The action cuts immediately to Captain America, on a motorbike, pursued by a dozen baddies, racing through a forest fit for a gateau, heading directly for the entrance to Schmidt’s hidden lair. As you can imagine, as he reaches it, he is beset on all sides by the enemy hordes, firing not just bullets but also these blue laser beams that literally pulverise their targets. Thousands of rounds ping miraculously just past our hero, never finding their mark; those that do make it are incredibly fended off by his vibranium shield. Sometimes, he throws the shield as a weapon, leaving himself wide open – fortunately, none of the baddies can shoot for shit, so he survives.

Even my 11-year-old son was laughing. “This is so risky! Their whole plan depends on Captain America making it through this alive – and just one bullet – just one, even a stray bullet – would be enough to kill him and it’s all over! What will they do then?!”

This brings me to my new way of expressing our entire approach to private client wealth management – a new equation for investment strategy:

Let’s call it “The Inverse Captain America” strategy. Ok, so in the film, maybe one can argue there’s nothing to lose; this is it for humanity so the team gambles everything on one approach. Our clients have a lot more to lose; typically they are entrepreneurs with some significant wealth – and, often, a much larger concentration of wealth still held in their main company.

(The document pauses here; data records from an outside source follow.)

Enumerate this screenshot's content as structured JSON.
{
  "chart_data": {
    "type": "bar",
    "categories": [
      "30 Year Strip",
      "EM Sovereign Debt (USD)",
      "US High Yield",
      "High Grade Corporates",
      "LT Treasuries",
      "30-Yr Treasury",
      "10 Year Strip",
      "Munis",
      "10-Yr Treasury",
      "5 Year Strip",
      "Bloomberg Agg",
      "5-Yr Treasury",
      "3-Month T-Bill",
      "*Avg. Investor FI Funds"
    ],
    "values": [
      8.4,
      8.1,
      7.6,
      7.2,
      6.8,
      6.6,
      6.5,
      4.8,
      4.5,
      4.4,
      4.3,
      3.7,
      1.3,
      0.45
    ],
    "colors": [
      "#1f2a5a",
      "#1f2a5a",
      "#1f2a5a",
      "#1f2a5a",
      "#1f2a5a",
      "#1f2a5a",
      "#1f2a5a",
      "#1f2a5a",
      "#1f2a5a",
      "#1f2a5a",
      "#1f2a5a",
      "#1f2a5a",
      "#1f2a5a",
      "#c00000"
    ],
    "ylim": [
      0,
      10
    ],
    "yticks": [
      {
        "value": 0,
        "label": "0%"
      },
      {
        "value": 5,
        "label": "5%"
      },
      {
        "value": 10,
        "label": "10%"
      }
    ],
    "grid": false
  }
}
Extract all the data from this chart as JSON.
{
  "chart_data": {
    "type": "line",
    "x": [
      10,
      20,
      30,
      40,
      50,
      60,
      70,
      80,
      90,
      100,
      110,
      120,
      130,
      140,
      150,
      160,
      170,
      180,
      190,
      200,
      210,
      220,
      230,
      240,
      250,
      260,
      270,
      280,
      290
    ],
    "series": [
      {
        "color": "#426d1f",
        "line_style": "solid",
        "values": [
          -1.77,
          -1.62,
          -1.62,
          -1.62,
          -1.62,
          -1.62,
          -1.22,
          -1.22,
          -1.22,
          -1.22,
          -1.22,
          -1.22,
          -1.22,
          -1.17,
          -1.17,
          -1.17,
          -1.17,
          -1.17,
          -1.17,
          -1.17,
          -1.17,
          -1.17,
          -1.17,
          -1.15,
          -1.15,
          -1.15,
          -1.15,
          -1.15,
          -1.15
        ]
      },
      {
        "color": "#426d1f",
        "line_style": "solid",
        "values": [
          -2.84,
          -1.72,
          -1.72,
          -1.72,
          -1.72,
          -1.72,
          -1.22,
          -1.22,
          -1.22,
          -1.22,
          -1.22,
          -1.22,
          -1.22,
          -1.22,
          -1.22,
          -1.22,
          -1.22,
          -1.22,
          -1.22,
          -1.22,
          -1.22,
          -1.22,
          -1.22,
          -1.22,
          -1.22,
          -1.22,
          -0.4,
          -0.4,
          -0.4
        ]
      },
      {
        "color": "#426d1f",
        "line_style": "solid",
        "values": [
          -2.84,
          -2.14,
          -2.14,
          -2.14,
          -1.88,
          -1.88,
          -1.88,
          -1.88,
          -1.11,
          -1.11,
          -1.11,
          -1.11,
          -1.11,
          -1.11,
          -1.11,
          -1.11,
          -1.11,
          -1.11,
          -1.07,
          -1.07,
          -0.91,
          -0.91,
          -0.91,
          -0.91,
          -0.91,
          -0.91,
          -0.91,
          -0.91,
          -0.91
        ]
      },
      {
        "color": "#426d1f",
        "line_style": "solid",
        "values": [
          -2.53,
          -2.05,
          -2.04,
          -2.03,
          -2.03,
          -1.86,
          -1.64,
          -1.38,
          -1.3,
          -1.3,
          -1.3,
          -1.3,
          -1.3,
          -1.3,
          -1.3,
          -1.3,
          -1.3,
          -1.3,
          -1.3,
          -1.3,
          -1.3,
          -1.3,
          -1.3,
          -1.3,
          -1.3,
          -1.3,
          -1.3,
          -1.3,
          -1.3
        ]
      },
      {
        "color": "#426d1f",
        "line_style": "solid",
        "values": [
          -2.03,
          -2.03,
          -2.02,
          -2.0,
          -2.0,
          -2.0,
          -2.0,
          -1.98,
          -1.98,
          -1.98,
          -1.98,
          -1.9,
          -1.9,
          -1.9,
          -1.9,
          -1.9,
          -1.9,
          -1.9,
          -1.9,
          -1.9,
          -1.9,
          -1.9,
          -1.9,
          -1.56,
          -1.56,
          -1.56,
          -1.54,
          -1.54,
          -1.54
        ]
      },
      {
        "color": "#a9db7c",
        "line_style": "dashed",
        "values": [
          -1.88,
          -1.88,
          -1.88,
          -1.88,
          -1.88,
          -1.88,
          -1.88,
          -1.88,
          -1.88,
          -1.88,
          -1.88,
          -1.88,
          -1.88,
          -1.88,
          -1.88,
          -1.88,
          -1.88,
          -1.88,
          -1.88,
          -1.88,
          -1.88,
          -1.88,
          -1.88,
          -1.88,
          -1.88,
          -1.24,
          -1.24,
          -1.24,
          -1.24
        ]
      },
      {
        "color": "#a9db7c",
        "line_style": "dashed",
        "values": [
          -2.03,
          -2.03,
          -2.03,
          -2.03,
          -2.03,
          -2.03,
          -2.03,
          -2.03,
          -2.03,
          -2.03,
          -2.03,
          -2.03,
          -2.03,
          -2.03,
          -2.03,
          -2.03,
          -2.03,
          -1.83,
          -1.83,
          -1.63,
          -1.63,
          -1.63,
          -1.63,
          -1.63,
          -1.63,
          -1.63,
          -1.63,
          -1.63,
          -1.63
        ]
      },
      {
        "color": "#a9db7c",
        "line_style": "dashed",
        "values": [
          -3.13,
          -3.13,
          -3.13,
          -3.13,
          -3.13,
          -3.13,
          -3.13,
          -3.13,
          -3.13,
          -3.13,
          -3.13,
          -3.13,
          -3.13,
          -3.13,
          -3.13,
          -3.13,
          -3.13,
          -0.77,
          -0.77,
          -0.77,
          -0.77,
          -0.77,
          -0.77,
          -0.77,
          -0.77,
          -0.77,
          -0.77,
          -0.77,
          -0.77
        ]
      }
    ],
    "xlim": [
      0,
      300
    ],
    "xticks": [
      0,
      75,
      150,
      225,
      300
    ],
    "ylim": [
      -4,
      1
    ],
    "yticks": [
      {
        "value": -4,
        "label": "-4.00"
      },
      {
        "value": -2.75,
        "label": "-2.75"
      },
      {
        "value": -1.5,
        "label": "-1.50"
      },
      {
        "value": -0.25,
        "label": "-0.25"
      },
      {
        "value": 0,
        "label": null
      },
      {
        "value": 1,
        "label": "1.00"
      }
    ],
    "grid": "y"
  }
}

And, of course, our clients (like everyone else) don’t have a magical shield or superhuman reactions. So we don’t think they should just walk in and bust down the front door of investment. We need to assume they will be caught by a stray bullet – or a dozen other bad outcomes. How do we make sure they are ok in lots of different possible scenarios?

For The Love Of Story

Story. We love a story. We love hearing about that one individual, against insurmountable odds, who made it anyway. And we look for stories everywhere – even in arenas they have no right to be told in, like investment.

We attend a lot of fund manager updates, as you can imagine. One of the most common themes is “story”: how does the manager see the world? And how does he or she expect events to unfold over the coming period? It doesn’t matter how often we discover that these stories aren’t terribly helpful for long-term private client investment strategy. They remain a mainstay of manager presentations because the attendees – the viewers of this investment film, if you will – are always thirsty for story. The seemingly never-ending Avengers film franchise did end, eventually; only to spawn a never-ending stream of spin-off series that my kids are marching through with grim resolution.

Searching for that Captain America, all-or-nothing winning move makes for a great story and can be great fun. As the new year dawns, it’s tempting to apply our intelligence, knowledge and experience to map out what we think the world will be like in 2022 – and actually that can be a useful exercise for lots of reasons (see Tetlock’s work on forecasting for starters

But not when it comes to fulfilling a role as custodian of clients’ wealth. Keeping the dazzling excitement of the “story” out of our thinking might just be the most important mission of all.